Digoxin derivatives with enhanced selectivity for the α2 isoform of Na,K-ATPase: effects on intraocular pressure in rabbits.

Background: The α2 isoform of Na,K-ATPase may play a major role in aqueous humor production. Results: We have chemically modified digoxin and obtained derivatives with enhanced selectivity for α2. When applied topically, they effectively reduce intraocular pressure in rabbits. Conclusion: α2 is crucial for aqueous humor production. Significance: Potentially, the derivatives may be useful for control of intraocular pressure.

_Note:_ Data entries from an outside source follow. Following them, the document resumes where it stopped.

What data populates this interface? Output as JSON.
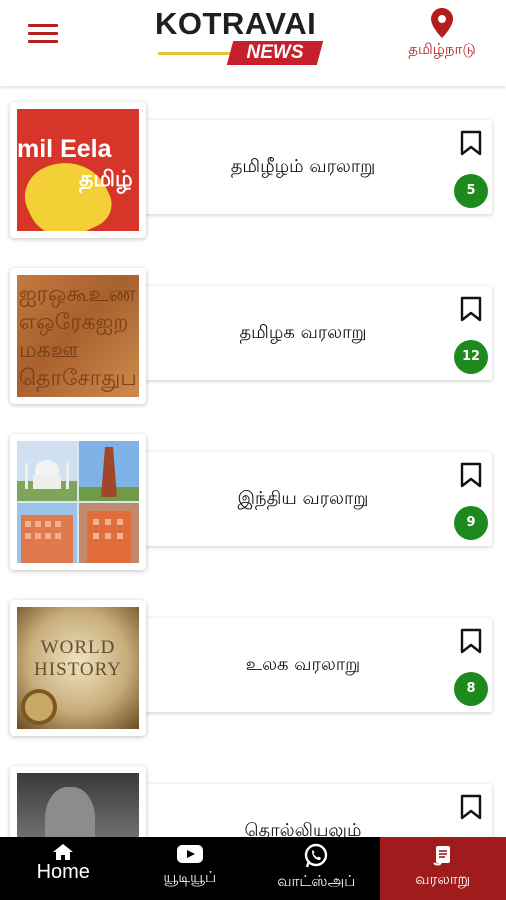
{
  "header": {
    "logo_title": "KOTRAVAI",
    "logo_subtitle": "NEWS",
    "location_label": "தமிழ்நாடு",
    "accent_color": "#b31d1d"
  },
  "items": [
    {
      "title": "தமிழீழம் வரலாறு",
      "count": "5",
      "thumb_text": "mil Eela",
      "thumb_text2": "தமிழ்"
    },
    {
      "title": "தமிழக வரலாறு",
      "count": "12",
      "thumb_glyphs": "ஐரஒகூஉணஎஒரேகஐறமகஊதொசோதுபஎ"
    },
    {
      "title": "இந்திய வரலாறு",
      "count": "9"
    },
    {
      "title": "உலக வரலாறு",
      "count": "8",
      "thumb_text": "WORLD",
      "thumb_text2": "HISTORY"
    },
    {
      "title": "தொல்லியலும்",
      "count": ""
    }
  ],
  "nav": {
    "home": "Home",
    "youtube": "யூடியூப்",
    "whatsapp": "வாட்ஸ்அப்",
    "history": "வரலாறு"
  },
  "icons": {
    "menu": "hamburger-icon",
    "location": "location-pin-icon",
    "bookmark": "bookmark-icon",
    "home": "home-icon",
    "youtube": "youtube-icon",
    "whatsapp": "whatsapp-icon",
    "history": "scroll-icon"
  },
  "colors": {
    "badge": "#1e8a1e",
    "nav_bg": "#000000",
    "nav_active": "#a01c1c"
  }
}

In the ciliary epithelium of the eye, the pigmented cells express the α1β1 isoform of Na,K-ATPase, whereas the non-pigmented cells express mainly the α2β3 isoform of Na,K-ATPase. In principle, a Na,K-ATPase inhibitor with selectivity for α2 could effectively reduce intraocular pressure with only minimal local and systemic toxicity. Such an inhibitor could be applied topically provided it was sufficiently permeable via the cornea. Previous experiments with recombinant human α1β1, α2β1, and α3β1 isoforms showed that the classical cardiac glycoside, digoxin, is partially α2-selective and also that the trisdigitoxose moiety is responsible for isoform selectivity. This led to a prediction that modification of the third digitoxose might increase α2 selectivity. A series of perhydro-1,4-oxazepine derivatives of digoxin have been synthesized by periodate oxidation and reductive amination using a variety of R-NH2 substituents. Several derivatives show enhanced selectivity for α2 over α1, close to 8-fold in the best case. Effects of topically applied cardiac glycosides on intraocular pressure in rabbits have been assessed by their ability to either prevent or reverse acute intraocular pressure increases induced by 4-aminopyridine or a selective agonist of the A3 adenosine receptor. Two relatively α2-selective digoxin derivatives efficiently normalize the ocular hypertension, by comparison with digoxin, digoxigenin, or ouabain. This observation is consistent with a major role of α2 in aqueous humor production and suggests that, potentially, α2-selective digoxin derivatives could be of interest as novel drugs for control of intraocular pressure.